Mehmet Y. Yılmaz
Cumhurbaşkanı Recep Tayyip Erdoğan’ın, Gezi protestoları ile ilgili derdi bitmiyor.
Psikolojik olarak neye işaret ediyor tam olarak bilemem, zaten benim işim değil.
İşin insani kısmı doğal olarak bizleri ilgilendirmez. Ama sosyal ve siyasal etkileri hepimizin sorunu olmalı.
Cumhurbaşkanı, o dönemde Fethullahçılar tarafından kandırılıyordu. Bunu ben söylemiyorum, kendisi de açıklamıştı.
Onlar ne dese ona inanıyordu.
Hatta üzerinize afiyet; Kabataş’ta başı örtülü bir hanım kızımıza saldırmışlar, pusetteki bebeğini havalara fırlatmışlar, bu zavallı kadının bir de üzerine işemişlerdi.
Ellerinde eldivenler, başlarında bandanalar, üzerlerinde deri pantolonlar vardı, karın kaslarını göstermek için tişört filan da giymemişlerdi. Ben diyeyim 60, siz deyin 70 kişiydiler.
Düşünün ki bu cinsel fanteziye bile inanmış, bunu doğruymuş gibi meydanlarda tekrarlamıştı.
Oysa bu güzel ve yalnız ülkemizde yaşayan herkes bilir ki çocuklu bir kadına saldıranı en önce durduracak kişiler o sırada civarda olan herhangi birileridir.
Bizim ülkemizde bunu yapmaya cesaret edecek kişi, karşısında Müslüman ya da ateist en az yüz kişiyi bulur.

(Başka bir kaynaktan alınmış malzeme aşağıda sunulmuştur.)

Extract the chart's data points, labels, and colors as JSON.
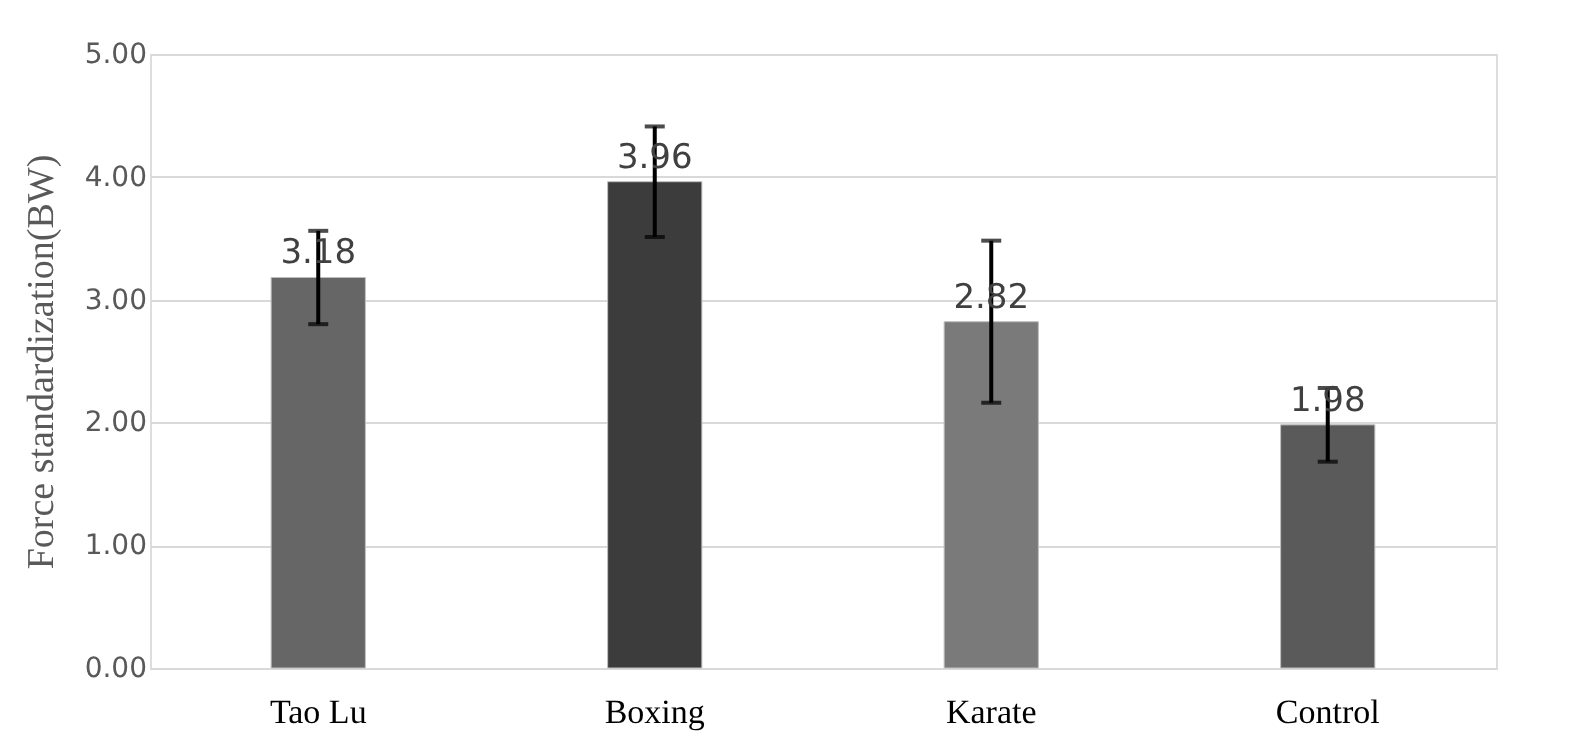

O günlerde Fethullahçı çetenin polisleri çadırları yaktırırken, propaganda makineleri de böyle yalanları üfürüyorlardı. Ve Cumhurbaşkanımız da saf ve iyi niyetli bir Müslüman olduğu için bu palavralara kanıp, propagandaya alet oluyordu.
Bu yalanlardan biri de camiye giren Gezicilerin, söylemekten hicap duyacağım, acayip işler yaptığıydı.
Bu yalanı onaylamadığı için caminin dürüst Müslüman imamını bile başka yere sürdüler.
Dün baktım, Cumhurbaşkanı yine aynı şeyi söylüyor.
“Bezm-i Alem’e bira şişeleriyle girdiler, Dolmabahçe’deki Başbakanlık ofisimizi yağmaladılar.”
Bunlar gerçekle bağdaşmıyor aziz Müslüman kardeşlerim.
Sanırım Saray’da Fethullahçı sızma var; ejder meyvesi şerbeti içip, alttan alta yalanlarını doldurmaya devam ediyorlar.
İşte buraya yazıyorum: Başbakanlık ofisinde bir kağıt bile yırtılmadı! Kimse camide içki de içmedi.
Can derdine düşmüş insanlar camiye alem yapmaya değil, canlarını kurtarmak için girdiler.
Aklınızı başınıza toplayın. Ayıptır, yazıktır, günahtır! Namaz kılarken selamladığınız Melekler, yaptığınız her şeyi kaydediyor, unutmayın!
Bay Recep Tayyip Erdoğan?????
Oldum olası insanlara nasıl hitap etmem gerektiği ile ilgili sorular beynimi kurcalamıştır.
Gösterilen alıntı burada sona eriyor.